When touring the Houses of Parliament, visitors move through designated area of the estate and are led by a trained guide. Tours last for about seventy-five minutes. Individuals, couples, families, and large groups are welcome; however, because there is a lot of walking involved, it is not recommended that young children go on tours of the Houses of Parliament. Once the tours have commenced, there are no restroom facilities available; this can also pose a problem to families with small children.
Purses and tote bags are allowed on the tours, but they will be searched, and large bags might be refused entry. Tourists are not allowed to bring cell phones, cameras, or items pertaining to personal defense with them.
Educating The United Kingdom’s Future
Special tours are also offered for school groups.

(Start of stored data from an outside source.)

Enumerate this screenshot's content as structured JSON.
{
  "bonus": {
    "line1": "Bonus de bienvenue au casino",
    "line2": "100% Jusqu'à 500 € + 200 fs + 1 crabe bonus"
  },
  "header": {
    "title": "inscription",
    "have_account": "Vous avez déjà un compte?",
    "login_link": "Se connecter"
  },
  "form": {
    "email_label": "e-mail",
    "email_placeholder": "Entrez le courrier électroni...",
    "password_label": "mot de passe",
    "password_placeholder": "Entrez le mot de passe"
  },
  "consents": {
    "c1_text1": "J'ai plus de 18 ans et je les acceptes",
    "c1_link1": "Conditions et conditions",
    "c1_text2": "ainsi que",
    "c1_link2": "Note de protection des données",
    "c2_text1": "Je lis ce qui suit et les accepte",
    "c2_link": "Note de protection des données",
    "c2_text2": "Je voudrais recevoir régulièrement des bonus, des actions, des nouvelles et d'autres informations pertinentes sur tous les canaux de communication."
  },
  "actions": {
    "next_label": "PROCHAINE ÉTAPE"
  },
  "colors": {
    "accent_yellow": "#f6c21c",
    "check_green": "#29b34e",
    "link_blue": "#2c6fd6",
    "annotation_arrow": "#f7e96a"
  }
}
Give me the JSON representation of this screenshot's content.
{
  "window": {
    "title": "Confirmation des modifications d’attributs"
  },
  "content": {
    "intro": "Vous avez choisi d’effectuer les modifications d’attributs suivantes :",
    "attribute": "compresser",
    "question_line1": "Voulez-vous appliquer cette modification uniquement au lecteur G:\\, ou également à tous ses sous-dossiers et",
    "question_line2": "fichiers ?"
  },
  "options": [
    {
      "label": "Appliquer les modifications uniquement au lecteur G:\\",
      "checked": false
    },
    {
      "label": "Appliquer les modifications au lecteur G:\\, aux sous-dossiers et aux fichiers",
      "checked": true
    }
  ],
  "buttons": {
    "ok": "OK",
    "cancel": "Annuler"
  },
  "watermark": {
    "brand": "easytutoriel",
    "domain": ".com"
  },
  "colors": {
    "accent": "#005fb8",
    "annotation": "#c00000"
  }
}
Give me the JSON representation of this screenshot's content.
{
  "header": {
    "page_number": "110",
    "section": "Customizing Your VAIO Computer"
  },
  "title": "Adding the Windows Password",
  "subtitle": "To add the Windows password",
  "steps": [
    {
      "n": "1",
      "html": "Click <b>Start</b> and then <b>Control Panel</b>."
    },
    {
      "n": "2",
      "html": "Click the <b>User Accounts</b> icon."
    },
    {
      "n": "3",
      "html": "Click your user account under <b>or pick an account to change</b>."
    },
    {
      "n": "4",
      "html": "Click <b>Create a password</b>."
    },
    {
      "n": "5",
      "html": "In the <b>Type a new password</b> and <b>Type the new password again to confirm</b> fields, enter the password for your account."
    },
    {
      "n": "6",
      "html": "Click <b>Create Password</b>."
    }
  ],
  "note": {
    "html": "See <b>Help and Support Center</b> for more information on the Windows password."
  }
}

A maximum of thirty-two people, including both students and staff members, are able to be accommodated in a group tour. School visits incorporate a tour, a session with the Member of Parliament who represents the visiting school, and hands-on activities for the students.
An additional educational opportunity that the Houses of Parliament provide is the accommodation for student Parliaments ten times each year. These model Parliaments last about three hours, and students are expected to prepare before hand in order to achieve an authentic Parliamentary experience.
Carrying On A Tradition
The Houses of Parliament are a traditional part of the British government; an integral part of its history and culture. The Houses of Parliament remain one of the most popular attractions in the United Kingdom—they enlighten people in the workings of their own government and inspire the generations of the future.